Peter Chapman, executive director for the Shareholder Association for Research and Education in Vancouver, says that plan sponsors should take their responsibilities seriously when considering a strategy for their proxy guidelines. “Trustees are responsible for approving a proxy voting policy and ensuring that the votes are cast in the best interest of plan members. Therefore, proxies are seen as a valuable asset of the plan and so they have a duty to look after that.”
Chapman also notes that larger plans have grown their internal resources to manage proxy voting. Larger staffs and more time and research have gone into managing proxy voting over the past five to 10 years, he says. “The growth of the resources put into that is certainly an indicator that large pension plans are putting more emphasis on proxy voting.”
According to Johnson, CalPers has three main key proxy voting guidelines. They are: director independence and leadership; executive compensation in which pay is geared towards performance; and finally the notion of one share equals one vote. These parameters guide the US$210 billion fund, ensuring it stays focused.

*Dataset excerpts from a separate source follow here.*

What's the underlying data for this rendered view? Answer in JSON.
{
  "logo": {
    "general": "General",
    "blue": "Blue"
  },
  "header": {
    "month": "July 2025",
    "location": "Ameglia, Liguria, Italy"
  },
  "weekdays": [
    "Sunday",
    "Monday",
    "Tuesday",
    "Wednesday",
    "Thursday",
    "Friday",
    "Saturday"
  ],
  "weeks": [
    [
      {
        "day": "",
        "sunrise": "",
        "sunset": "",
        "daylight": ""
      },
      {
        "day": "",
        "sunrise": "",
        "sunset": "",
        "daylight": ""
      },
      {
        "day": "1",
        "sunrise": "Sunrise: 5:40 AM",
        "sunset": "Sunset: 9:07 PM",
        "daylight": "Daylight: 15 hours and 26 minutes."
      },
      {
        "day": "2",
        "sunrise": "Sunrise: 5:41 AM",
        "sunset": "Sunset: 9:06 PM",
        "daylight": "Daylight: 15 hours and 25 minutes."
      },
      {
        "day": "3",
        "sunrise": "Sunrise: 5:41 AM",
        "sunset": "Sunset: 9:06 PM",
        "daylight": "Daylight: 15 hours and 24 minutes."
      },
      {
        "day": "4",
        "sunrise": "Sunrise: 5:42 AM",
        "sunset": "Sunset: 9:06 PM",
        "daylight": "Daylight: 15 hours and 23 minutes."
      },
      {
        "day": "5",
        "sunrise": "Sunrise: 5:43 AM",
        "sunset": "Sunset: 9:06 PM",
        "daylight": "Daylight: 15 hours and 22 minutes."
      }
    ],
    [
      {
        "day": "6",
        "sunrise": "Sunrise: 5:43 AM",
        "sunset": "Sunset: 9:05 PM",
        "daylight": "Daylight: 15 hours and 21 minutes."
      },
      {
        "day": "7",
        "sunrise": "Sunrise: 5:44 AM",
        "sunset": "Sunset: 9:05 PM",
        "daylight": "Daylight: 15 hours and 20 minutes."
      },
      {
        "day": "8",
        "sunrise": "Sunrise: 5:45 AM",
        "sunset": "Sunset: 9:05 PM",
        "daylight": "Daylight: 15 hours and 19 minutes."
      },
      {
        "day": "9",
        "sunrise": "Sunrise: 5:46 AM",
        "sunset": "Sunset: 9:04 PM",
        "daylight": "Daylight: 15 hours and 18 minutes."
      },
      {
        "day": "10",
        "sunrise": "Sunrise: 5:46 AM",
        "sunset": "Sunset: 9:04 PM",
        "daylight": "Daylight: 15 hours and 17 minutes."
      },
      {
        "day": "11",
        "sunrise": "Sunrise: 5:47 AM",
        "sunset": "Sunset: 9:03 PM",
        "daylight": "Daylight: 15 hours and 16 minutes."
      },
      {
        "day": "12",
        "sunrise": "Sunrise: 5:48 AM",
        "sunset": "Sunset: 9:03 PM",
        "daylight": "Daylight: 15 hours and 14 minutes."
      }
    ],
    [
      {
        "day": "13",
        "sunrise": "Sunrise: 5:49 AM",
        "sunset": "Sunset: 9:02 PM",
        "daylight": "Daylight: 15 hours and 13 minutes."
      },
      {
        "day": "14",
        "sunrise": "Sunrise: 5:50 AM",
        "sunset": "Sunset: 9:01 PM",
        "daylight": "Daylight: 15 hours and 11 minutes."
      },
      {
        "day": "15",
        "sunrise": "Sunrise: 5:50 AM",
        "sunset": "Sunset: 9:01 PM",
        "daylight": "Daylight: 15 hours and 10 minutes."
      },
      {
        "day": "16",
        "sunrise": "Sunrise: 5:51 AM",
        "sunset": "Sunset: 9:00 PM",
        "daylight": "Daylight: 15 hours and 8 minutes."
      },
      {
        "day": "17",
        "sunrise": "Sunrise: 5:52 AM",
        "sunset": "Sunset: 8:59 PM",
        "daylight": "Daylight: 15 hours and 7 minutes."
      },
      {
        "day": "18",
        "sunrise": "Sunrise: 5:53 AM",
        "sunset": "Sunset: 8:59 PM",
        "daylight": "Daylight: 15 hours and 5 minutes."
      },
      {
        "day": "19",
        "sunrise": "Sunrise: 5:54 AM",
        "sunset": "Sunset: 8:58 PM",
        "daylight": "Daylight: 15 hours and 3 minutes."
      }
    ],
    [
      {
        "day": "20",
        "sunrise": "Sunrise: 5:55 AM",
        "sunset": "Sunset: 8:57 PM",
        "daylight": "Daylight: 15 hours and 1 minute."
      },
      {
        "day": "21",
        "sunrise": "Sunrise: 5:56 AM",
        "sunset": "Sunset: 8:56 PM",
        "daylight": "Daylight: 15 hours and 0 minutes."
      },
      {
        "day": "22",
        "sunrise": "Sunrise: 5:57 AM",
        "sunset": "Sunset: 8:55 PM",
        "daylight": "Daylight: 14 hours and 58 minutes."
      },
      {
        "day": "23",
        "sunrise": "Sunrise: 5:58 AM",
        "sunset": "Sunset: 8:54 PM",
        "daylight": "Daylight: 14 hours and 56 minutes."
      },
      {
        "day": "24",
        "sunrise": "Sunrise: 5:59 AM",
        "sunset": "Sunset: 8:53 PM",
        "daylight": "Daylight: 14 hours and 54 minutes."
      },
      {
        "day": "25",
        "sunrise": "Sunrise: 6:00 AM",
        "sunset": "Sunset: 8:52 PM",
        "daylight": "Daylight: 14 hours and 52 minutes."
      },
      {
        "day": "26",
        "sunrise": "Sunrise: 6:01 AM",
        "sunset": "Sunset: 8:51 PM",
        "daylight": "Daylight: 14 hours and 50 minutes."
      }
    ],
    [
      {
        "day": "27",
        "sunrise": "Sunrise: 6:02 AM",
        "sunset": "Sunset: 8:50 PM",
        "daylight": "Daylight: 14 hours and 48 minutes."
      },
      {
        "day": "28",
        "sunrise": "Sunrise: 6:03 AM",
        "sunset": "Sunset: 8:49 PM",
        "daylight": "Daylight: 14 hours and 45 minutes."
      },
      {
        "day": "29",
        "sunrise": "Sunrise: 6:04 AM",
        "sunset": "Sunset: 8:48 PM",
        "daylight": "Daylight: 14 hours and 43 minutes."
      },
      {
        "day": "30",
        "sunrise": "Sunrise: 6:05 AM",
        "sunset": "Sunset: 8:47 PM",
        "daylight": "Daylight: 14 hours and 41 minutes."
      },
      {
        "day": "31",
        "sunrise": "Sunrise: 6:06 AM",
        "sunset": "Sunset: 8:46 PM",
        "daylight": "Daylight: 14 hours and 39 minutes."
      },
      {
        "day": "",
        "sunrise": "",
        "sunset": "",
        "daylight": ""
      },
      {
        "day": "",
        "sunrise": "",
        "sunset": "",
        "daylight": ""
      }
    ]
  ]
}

With large funds having a difficult time selecting which voting direction they want to take, the question becomes: how to pick and choose?
“Issues for CalPers are cyclical in nature,” says Johnson. “Currently we have several issues that are a priority for us… executive compensation being one, disclosure of environmental data and majority votes” are matters the pension plan is looking at. “I would venture to guess, those were not the priorities 10 years ago and so the level of interest of shareholders to have influence and input is cyclical.”
Johnson says priorities can change following an event, such as the Enron and Worldcom scandals. Both triggered greater awareness of executive compensation and management structures. But issues such as anti-takeover measures or the ability to change certain bylaws are ongoing.
For HOOPP, proxy votes are kept confidential, and therefore it would not provide specific examples. However, Mitchell adds that it is sometimes difficult to know if proxy votes are the real reason behind change. “You hope that you contributed to change, but you can’t prove that ‘we’ specifically contributed to that change,” he says. Within the last year, Mitchell adds, HOOPP has raised issues such as governance, labour relations and executive compensation at shareholder meetings although financial considerations take up the bulk of its voting issues.
However, new, more politically motivated causes are creeping their way into voting patterns. In fact, pension plans such as the Ontario Teachers’, the Canada Pension Plan Investment Board and the Caisse de dépôt et placement du Québec signed a U.N. initiative known as the Principles for Responsible Investing in April that stresses the importance of socially responsible investing.
Johnson says that as an investor, CalPers is concerned with issues such as the environment and human rights in connection with how they may negatively affect the revenue of its portfolio. “We have been actively engaging companies and the federal government on the issue of Sudan. We are doing this recognizing this could be a risk to CalPers’ portfolio if we invested in any company that could be deemed to be contributing to genocide and human rights violations there.”
Overall, there has been an evolution in proxy voting from a one-sided, board of director influenced strategy to a more diverse and issue-driven strategy. Chapman says that despite the bottom line being the all-important driver behind proxy voting in the past, there is a tangible measure of change being noticed within boardrooms. Pension plans have the opportunity to signal issues to the market and make their voices heard on a wide range of issues. “As people vote more critically, the opportunity to make a difference increases…it starts to make a difference as to how you cast your vote.”